Таким образом, перед нами совершенно другой писатель, нежели он представлен в процитированной фразе Определения Св. Синода: не отпавший от веры, а просто зашедший однажды на ее огонек, а потом вернувшийся во тьму. Почему важно это понимать? Ну не мучаемся же мы мыслью, как воспринимать с православной точки зрения творчество другого “богоискателя” (точнее — “богостроителя”) — Горького? Нам ясно его место в светской русской литературе, его заслуги и грехи перед ней, нам незачем вычеркивать его откуда-то и вписывать куда-то. Он давно находится там, где и положено ему находиться. Почему бы не относиться таким же образом к Толстому? В сущности, такая попытка (может быть, неосознанно) была предпринята покойным Бондарчуком в фильме “Война и мир”. Одна из самых впечатляющих сцен в картине — молебен Смоленской иконе Божией Матери под Бородином. А почитайте это место у Толстого — типичная для него натуралистическая зарисовка, лишенная и тени патетики. Бондарчук здесь явно “улучшил” Толстого, но надо понимать, что не всякого писателя можно “улучшить”, тут нужна недосказанность того свойства, что применял Хемингуэй (под влиянием Толстого, естественно).
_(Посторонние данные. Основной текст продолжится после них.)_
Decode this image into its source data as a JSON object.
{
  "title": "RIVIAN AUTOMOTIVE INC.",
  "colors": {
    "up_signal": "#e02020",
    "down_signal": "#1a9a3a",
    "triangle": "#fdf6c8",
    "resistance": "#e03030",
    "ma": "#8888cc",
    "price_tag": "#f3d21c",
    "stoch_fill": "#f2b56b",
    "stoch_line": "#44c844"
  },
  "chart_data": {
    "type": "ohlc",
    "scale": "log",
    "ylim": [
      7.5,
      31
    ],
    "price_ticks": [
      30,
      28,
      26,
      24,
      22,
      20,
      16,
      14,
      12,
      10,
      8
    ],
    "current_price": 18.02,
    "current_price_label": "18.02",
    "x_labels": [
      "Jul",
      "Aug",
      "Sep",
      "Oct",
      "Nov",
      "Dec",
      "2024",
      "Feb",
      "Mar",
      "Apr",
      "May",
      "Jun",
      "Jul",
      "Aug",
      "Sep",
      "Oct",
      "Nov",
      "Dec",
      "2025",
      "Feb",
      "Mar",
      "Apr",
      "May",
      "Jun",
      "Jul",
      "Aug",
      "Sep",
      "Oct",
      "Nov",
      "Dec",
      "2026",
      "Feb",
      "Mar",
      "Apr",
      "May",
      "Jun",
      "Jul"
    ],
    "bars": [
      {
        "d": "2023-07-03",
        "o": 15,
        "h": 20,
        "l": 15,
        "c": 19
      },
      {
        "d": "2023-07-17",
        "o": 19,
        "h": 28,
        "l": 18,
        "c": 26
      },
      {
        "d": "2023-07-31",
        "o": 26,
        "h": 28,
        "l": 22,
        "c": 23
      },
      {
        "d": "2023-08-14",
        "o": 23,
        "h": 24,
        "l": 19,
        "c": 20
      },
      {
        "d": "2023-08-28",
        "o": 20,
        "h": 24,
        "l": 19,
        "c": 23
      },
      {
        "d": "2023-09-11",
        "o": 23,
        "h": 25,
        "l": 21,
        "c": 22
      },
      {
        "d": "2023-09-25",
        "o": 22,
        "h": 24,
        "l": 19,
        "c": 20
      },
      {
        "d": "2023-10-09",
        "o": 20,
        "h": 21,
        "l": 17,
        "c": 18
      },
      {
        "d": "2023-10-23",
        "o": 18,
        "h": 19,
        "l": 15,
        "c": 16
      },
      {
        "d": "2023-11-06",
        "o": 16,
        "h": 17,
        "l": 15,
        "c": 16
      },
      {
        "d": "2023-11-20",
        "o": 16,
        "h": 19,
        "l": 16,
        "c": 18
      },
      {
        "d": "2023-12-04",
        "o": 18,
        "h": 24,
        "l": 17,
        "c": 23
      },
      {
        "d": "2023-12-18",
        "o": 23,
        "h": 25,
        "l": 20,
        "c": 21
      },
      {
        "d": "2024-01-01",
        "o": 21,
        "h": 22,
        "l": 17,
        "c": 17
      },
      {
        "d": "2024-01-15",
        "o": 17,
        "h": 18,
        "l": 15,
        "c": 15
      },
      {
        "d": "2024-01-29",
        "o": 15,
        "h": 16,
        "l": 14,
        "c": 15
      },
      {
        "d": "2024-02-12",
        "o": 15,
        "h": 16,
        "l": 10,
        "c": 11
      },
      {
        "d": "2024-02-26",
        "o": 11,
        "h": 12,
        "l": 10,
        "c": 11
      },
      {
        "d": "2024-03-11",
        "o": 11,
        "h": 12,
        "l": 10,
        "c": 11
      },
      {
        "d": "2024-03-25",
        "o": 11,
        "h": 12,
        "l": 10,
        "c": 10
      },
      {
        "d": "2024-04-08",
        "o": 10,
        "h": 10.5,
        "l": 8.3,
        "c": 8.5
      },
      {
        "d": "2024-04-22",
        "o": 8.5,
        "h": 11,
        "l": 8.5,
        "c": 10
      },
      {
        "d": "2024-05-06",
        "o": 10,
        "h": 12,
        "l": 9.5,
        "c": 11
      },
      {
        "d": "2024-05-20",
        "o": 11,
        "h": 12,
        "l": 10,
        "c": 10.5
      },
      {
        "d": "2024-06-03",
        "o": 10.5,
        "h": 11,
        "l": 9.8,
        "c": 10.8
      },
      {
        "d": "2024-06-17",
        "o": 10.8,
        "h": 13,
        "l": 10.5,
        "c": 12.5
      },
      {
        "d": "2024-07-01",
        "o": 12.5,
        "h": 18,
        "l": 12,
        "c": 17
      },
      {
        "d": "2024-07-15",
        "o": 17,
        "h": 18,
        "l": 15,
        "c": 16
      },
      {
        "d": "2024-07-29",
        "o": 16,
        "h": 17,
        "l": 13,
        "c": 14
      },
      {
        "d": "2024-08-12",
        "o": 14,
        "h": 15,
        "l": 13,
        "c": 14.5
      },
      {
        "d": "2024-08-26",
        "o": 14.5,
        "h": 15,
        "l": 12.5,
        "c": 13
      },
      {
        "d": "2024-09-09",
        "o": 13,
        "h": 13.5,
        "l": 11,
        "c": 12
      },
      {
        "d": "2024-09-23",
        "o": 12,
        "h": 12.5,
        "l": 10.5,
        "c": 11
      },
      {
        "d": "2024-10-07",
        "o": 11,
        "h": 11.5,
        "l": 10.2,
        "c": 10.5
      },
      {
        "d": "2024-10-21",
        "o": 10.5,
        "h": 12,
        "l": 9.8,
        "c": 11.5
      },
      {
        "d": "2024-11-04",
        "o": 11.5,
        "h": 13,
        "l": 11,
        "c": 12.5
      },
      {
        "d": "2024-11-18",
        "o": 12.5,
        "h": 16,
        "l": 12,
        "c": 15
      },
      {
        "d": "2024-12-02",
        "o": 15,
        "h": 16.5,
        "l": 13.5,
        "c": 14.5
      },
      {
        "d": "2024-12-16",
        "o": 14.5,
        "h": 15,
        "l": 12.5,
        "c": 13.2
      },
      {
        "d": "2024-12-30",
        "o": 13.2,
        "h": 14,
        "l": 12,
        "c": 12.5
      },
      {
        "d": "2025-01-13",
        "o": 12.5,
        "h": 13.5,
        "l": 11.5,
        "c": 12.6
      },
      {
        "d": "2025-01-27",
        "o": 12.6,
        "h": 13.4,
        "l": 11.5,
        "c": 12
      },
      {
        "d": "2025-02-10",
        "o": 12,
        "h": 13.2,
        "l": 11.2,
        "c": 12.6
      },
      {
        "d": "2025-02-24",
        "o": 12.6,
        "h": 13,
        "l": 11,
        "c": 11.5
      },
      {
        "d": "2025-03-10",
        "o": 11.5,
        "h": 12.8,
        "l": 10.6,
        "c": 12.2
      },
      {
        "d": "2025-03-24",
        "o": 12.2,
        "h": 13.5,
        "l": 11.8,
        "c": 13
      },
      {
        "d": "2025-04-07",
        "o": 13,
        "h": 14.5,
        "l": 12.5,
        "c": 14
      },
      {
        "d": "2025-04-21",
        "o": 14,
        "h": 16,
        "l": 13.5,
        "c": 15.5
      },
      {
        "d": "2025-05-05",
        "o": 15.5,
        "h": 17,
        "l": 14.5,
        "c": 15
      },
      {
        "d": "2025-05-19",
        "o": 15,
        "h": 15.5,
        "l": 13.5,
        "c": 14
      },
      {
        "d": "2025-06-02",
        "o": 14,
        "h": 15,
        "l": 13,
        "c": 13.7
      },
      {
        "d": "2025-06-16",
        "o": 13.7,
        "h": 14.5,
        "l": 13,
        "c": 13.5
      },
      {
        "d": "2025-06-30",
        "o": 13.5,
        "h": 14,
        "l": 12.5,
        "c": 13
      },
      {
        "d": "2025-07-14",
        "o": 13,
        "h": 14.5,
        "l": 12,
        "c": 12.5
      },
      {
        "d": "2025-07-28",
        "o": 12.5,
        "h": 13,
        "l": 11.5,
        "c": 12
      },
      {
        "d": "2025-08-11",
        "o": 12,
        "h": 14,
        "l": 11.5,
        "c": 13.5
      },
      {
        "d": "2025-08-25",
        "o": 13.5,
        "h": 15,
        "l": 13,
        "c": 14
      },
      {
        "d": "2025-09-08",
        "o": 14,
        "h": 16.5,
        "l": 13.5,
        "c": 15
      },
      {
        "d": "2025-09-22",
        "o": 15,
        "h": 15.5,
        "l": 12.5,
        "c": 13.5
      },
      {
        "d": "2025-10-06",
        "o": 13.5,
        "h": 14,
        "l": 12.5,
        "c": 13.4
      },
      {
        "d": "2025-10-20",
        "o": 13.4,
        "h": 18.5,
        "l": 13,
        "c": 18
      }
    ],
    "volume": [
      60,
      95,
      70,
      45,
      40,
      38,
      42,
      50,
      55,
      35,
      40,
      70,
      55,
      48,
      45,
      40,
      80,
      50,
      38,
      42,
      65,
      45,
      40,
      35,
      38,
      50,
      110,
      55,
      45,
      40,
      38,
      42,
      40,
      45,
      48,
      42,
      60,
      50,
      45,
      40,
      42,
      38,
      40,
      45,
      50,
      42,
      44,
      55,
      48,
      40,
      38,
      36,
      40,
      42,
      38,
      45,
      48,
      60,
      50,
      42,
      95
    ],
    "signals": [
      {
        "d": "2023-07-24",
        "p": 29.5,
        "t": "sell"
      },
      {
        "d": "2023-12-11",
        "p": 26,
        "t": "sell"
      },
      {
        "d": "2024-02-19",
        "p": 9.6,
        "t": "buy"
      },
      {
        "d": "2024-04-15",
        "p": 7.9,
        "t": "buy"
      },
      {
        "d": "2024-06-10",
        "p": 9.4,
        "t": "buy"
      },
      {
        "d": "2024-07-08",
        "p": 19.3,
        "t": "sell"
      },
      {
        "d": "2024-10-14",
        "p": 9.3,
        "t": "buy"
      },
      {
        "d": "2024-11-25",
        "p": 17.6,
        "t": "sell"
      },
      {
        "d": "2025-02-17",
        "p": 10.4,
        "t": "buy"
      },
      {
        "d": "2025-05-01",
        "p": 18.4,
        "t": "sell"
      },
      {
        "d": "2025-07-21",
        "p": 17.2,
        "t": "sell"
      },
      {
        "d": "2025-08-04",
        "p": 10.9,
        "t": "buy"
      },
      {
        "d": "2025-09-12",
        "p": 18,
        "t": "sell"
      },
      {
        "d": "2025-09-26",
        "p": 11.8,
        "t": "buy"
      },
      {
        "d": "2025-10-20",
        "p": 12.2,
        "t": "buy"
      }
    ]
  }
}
Не будучи классическим отступником, а следовательно, не умея маскировать своего подлинного отношения к Вере, Толстой достаточно откровенно рисует в своих произведениях картину произошедшего с ним несчастья — и, пожалуй, никто другой уже не сделает этого лучше. Разве не о себе говорит Толстой устами старца в рассказе “Отец Сергий”: “Старец разъяснял ему, что его вспышка гнева произошла оттого, что он смирился, отказавшись от духовных почестей не ради Бога, а ради своей гордости, что вот, мол, я какой, ни в чем не нуждаюсь. От этого он и

живи по-прежнему и покорись”. Следует заметить, что отношение автора к своему герою (а следовательно, отношение к самому себе) никак не расходится с отношением к нему старца, и в конце рассказа отец Сергий следует завету, высказанному старцем в письме: “Покорись”. Правда, этому завету не последовал сам автор. Но мы знаем это не от толкователей творчества Толстого, а от него самого, что ставит критиков в необычное положение: они должны осудить то, что, в сущности, осудил уже сам Толстой, не сделав, правда, из этого никаких идейных выводов.

Исследуя опыт чьей-нибудь жизни, мы одинаково внимательно относимся как к его положительной, так и отрицательной стороне. И то, и другое — опыт. Отрицательные примеры поучают нас не менее чем положительные, просто надо правильно к ним относиться, имея, если можно так выразиться, Евангелие перед внутренним взором. С одной стороны, можно трактовать “Отца Сергия” как осуждение института монашества, но с другой — все случившееся с героем, князем Касатским, было результатом того

что он не послушался совета старца, не смог побороть гордыню.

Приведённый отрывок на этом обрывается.